WOODSMEN AND WHIGS: HISTORIC IMAGES OF BANGOR, MAINE, by Abigail Ewing Zelz, Marilyn Zoidis and Diane Vatne, Photographic Printer, Donning Co., 191 pages, $32.50.
The last 20 years have seen the venerable Bangor Historical Society take on new life and vitality. No better outcome of this near rebirth could have been predicted than the publication of this new pictorial history by three people associated with the society: Abigail Ewing Zelz, curator; Marilyn Zoidis, past director; and Diane Vatne, current director.
“Woodsmen and Whigs, Historic Images of Bangor, Maine” is a fascinating and remarkably informative effort to recover for us, in picture and text, the daily lives of Bangor people at work, in their homes, in their neighborhoods, at church and at leisure, principally over the last 140 years.
The authors use more than 300 photographs, many published here for the first time, to record the daily lives of the people who made this city. We have all seen published pictures of the river drivers and prosperous lumbermen. In this volume we see, many of us for the first time, the immigrants building the bridges for this river city, laying the rails which would make it a commercial center, then building neighborhoods and schools for themselves. To chronicle the depth and diversity of life in a city such as Bangor over a 200-year span is a tall order for any historian. To collect this history in photographs is a vital first step before the complete story can be told.
The owner of this volume will find a remarkable amount of useful information in the text which accompanies each photograph. You see the first car through the toll gate on the new Chamberlain Bridge in 1959. You learn when the tolls came off (1971) and when the Veterans Remembrance Bridge opened (1986). Pictures of Bangor schoolchildren come with a capsule history of education in the city. If a photograph shows activities at a church or synagogue, you will learn when it opened, what happened to it in the fire of 1911 and much more, if it is significant.
Readers may be surprised at the general policy of not identifying people in photographs, be they woodsmen or whigs. A photograph concerned with urban renewal in 1964 shows a nameless city manager and a nameless city councilor pondering the fate of downtown. Perhaps someone should annotate a copy of this volume with names to accompany the faces and donate to the public library.
One significant departure taken by the authors in this immense effort has been to diminish the attention paid to individual prominence and family history which characterize traditional local histories. The annonymous brickyard worker and the store clerk are as big a part of the story as Mayor Flavius O. Beal — whose name doesn’t even appear in the index. In fact, the generally useful index will fail future students looking for pictures of the Rev. John Bapst or Mayor John Woodman.

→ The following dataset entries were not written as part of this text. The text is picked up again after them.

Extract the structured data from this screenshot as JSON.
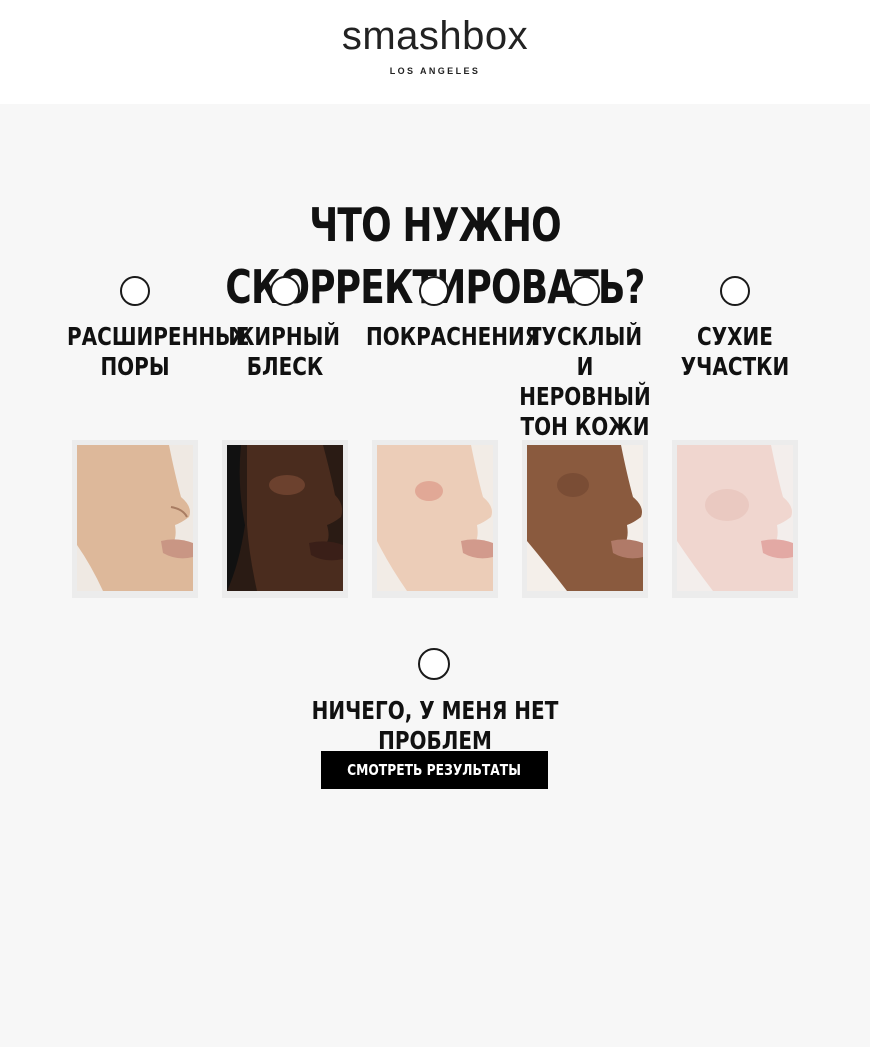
{
  "brand": {
    "name": "smashbox",
    "tagline": "LOS ANGELES"
  },
  "quiz": {
    "question": "ЧТО НУЖНО СКОРРЕКТИРОВАТЬ?",
    "options": [
      {
        "lines": [
          "РАСШИРЕННЫЕ",
          "ПОРЫ"
        ],
        "image": "face-enlarged-pores"
      },
      {
        "lines": [
          "ЖИРНЫЙ",
          "БЛЕСК"
        ],
        "image": "face-oily-shine"
      },
      {
        "lines": [
          "ПОКРАСНЕНИЯ"
        ],
        "image": "face-redness"
      },
      {
        "lines": [
          "ТУСКЛЫЙ",
          "И НЕРОВНЫЙ",
          "ТОН КОЖИ"
        ],
        "image": "face-dull-uneven-tone"
      },
      {
        "lines": [
          "СУХИЕ",
          "УЧАСТКИ"
        ],
        "image": "face-dry-patches"
      }
    ],
    "none_option": "НИЧЕГО, У МЕНЯ НЕТ ПРОБЛЕМ",
    "submit_label": "СМОТРЕТЬ РЕЗУЛЬТАТЫ"
  },
  "colors": {
    "background": "#f7f7f7",
    "header": "#ffffff",
    "button": "#000000",
    "text": "#111111"
  }
}
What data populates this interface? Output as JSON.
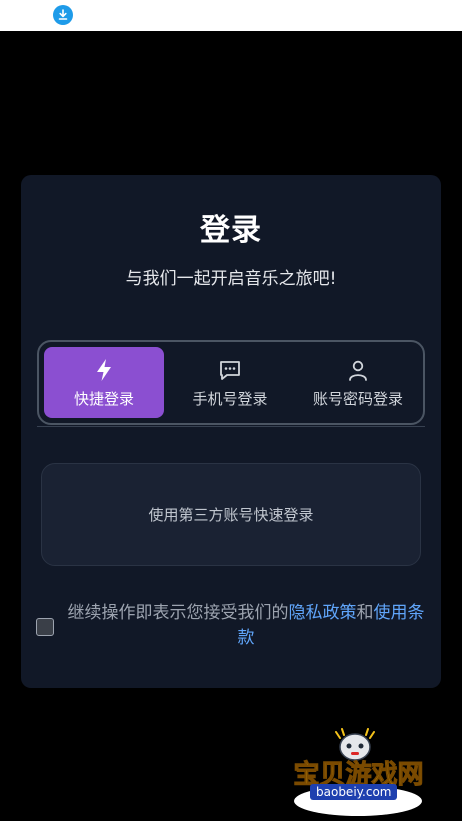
{
  "status_bar": {
    "icon": "download-icon"
  },
  "login": {
    "title": "登录",
    "subtitle": "与我们一起开启音乐之旅吧!"
  },
  "tabs": [
    {
      "label": "快捷登录",
      "icon": "lightning-icon",
      "active": true
    },
    {
      "label": "手机号登录",
      "icon": "message-icon",
      "active": false
    },
    {
      "label": "账号密码登录",
      "icon": "user-icon",
      "active": false
    }
  ],
  "third_party": {
    "label": "使用第三方账号快速登录"
  },
  "agreement": {
    "prefix": "继续操作即表示您接受我们的",
    "privacy_link": "隐私政策",
    "and": "和",
    "terms_link": "使用条款",
    "checked": false
  },
  "watermark": {
    "text": "宝贝游戏网",
    "url": "baobeiy.com"
  },
  "colors": {
    "accent": "#8b4fd1",
    "link": "#60a5fa",
    "card_bg": "#111827"
  }
}
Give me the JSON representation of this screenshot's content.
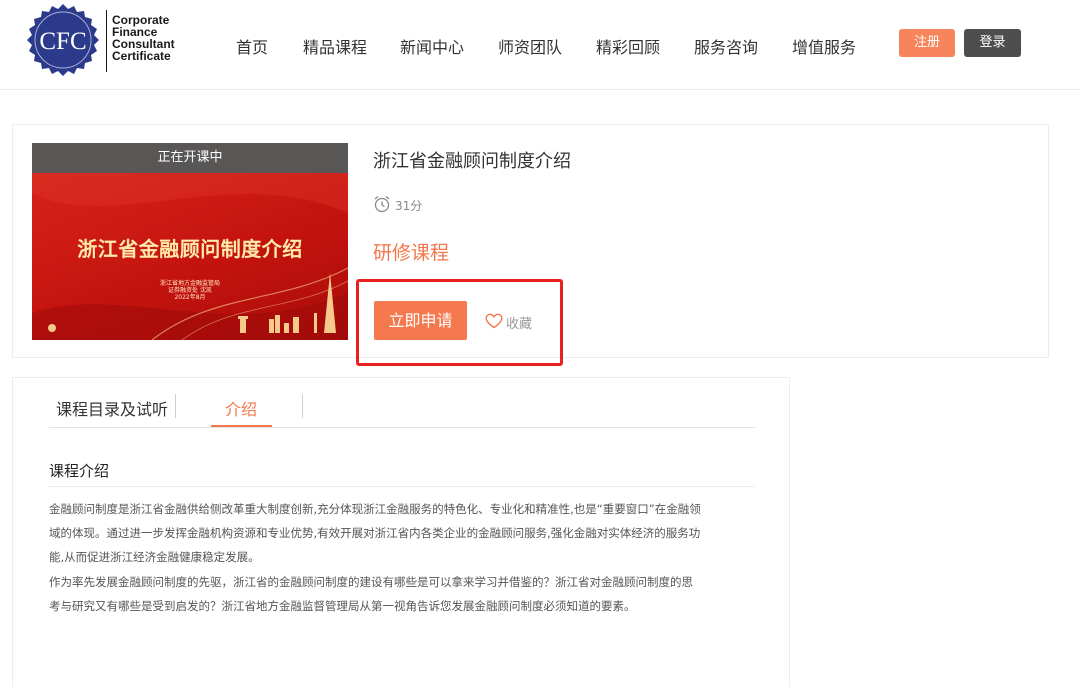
{
  "logo": {
    "seal_text": "CFC",
    "words": [
      "Corporate",
      "Finance",
      "Consultant",
      "Certificate"
    ]
  },
  "nav": {
    "items": [
      "首页",
      "精品课程",
      "新闻中心",
      "师资团队",
      "精彩回顾",
      "服务咨询",
      "增值服务"
    ]
  },
  "auth": {
    "register": "注册",
    "login": "登录"
  },
  "course": {
    "status_banner": "正在开课中",
    "thumb_title": "浙江省金融顾问制度介绍",
    "thumb_lines": [
      "浙江省地方金融监管局",
      "证券融资处  沈凯",
      "2022年8月"
    ],
    "title": "浙江省金融顾问制度介绍",
    "duration": "31分",
    "type": "研修课程",
    "apply_label": "立即申请",
    "fav_label": "收藏"
  },
  "tabs": {
    "items": [
      "课程目录及试听",
      "介绍"
    ],
    "active_index": 1
  },
  "intro": {
    "heading": "课程介绍",
    "lines": [
      "金融顾问制度是浙江省金融供给侧改革重大制度创新,充分体现浙江金融服务的特色化、专业化和精准性,也是“重要窗口”在金融领",
      "域的体现。通过进一步发挥金融机构资源和专业优势,有效开展对浙江省内各类企业的金融顾问服务,强化金融对实体经济的服务功",
      "能,从而促进浙江经济金融健康稳定发展。",
      "作为率先发展金融顾问制度的先驱，浙江省的金融顾问制度的建设有哪些是可以拿来学习并借鉴的？浙江省对金融顾问制度的思",
      "考与研究又有哪些是受到启发的？浙江省地方金融监督管理局从第一视角告诉您发展金融顾问制度必须知道的要素。"
    ]
  },
  "colors": {
    "accent": "#f4764a",
    "highlight_border": "#e8201e",
    "logo_blue": "#2c3a8c",
    "login_bg": "#4e4e4e"
  }
}
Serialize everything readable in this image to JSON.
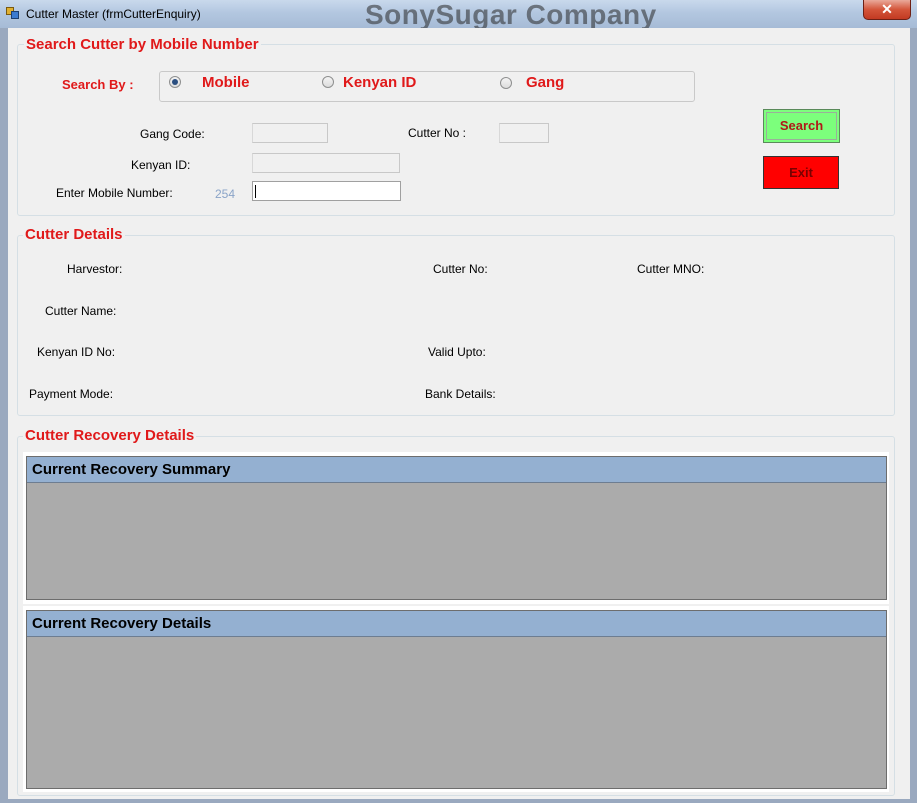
{
  "window": {
    "title": "Cutter Master (frmCutterEnquiry)",
    "watermark": "SonySugar Company",
    "close_label": "✕"
  },
  "search": {
    "group_title": "Search Cutter by Mobile Number",
    "search_by_label": "Search By :",
    "options": [
      {
        "label": "Mobile",
        "checked": true
      },
      {
        "label": "Kenyan ID",
        "checked": false
      },
      {
        "label": "Gang",
        "checked": false
      }
    ],
    "gang_code_label": "Gang Code:",
    "gang_code_value": "",
    "cutter_no_label": "Cutter No :",
    "cutter_no_value": "",
    "kenyan_id_label": "Kenyan ID:",
    "kenyan_id_value": "",
    "mobile_label": "Enter Mobile Number:",
    "mobile_prefix": "254",
    "mobile_value": "",
    "search_button": "Search",
    "exit_button": "Exit"
  },
  "details": {
    "group_title": "Cutter Details",
    "harvestor_label": "Harvestor:",
    "cutter_no_label": "Cutter No:",
    "cutter_mno_label": "Cutter MNO:",
    "cutter_name_label": "Cutter Name:",
    "kenyan_id_no_label": "Kenyan ID No:",
    "valid_upto_label": "Valid Upto:",
    "payment_mode_label": "Payment Mode:",
    "bank_details_label": "Bank Details:"
  },
  "recovery": {
    "group_title": "Cutter Recovery Details",
    "summary_title": "Current Recovery Summary",
    "details_title": "Current Recovery Details"
  },
  "colors": {
    "accent_red": "#e0191a",
    "search_button_bg": "#7cff7c",
    "exit_button_bg": "#ff0000",
    "panel_header": "#94b0d1",
    "panel_body": "#ababab"
  }
}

The authors acknowledge the wide community support which made this publication possible. The photographs come not only from the society’s collections but also from the University of Maine, the Bangor Public Library and from the files of the Bangor Daily News. A significant number come from private collections which, we can hope, someday will find their way to the archives of the Historical Society. The authors owe much to the industry and pioneering work of James Vickery. The bibliography will benefit students for generations, leading them to the monumental architectural history of Bangor by Deborah Thompson and James Mundy’s fascinating history of the Irish in Maine, and hundreds of other sources.
Publication of “Woodsmen and Whigs” was underwritten by Key Bank of Maine and is sponsored by the Greater Bangor Area Chamber of Commerce and the Bangor Historical Society. Profits from the sale of the book will benefit the Bangor Historical Society and the chamber of commerce. Copies are on sale in area bookstores, at the Bangor Historical Society, the Greater Bangor Chamber of Commerce, and at Key Bank locations. Copies are $32.50 plus tax and $3 postage and handling, and may be ordered by mail from the society, P.O. Box 4000, Bangor 04401.
This is an immensely valuable contribution to Bangor’s history. To open this volume is a visual adventure. It will be a timeless benefit for students. It is well and permanently bound with an attractive dust jacket. No more delightful and lasting gift for the holidays may be found.
Robert C. Woodward retired as the head librarian at the Bangor Public Library in 1990.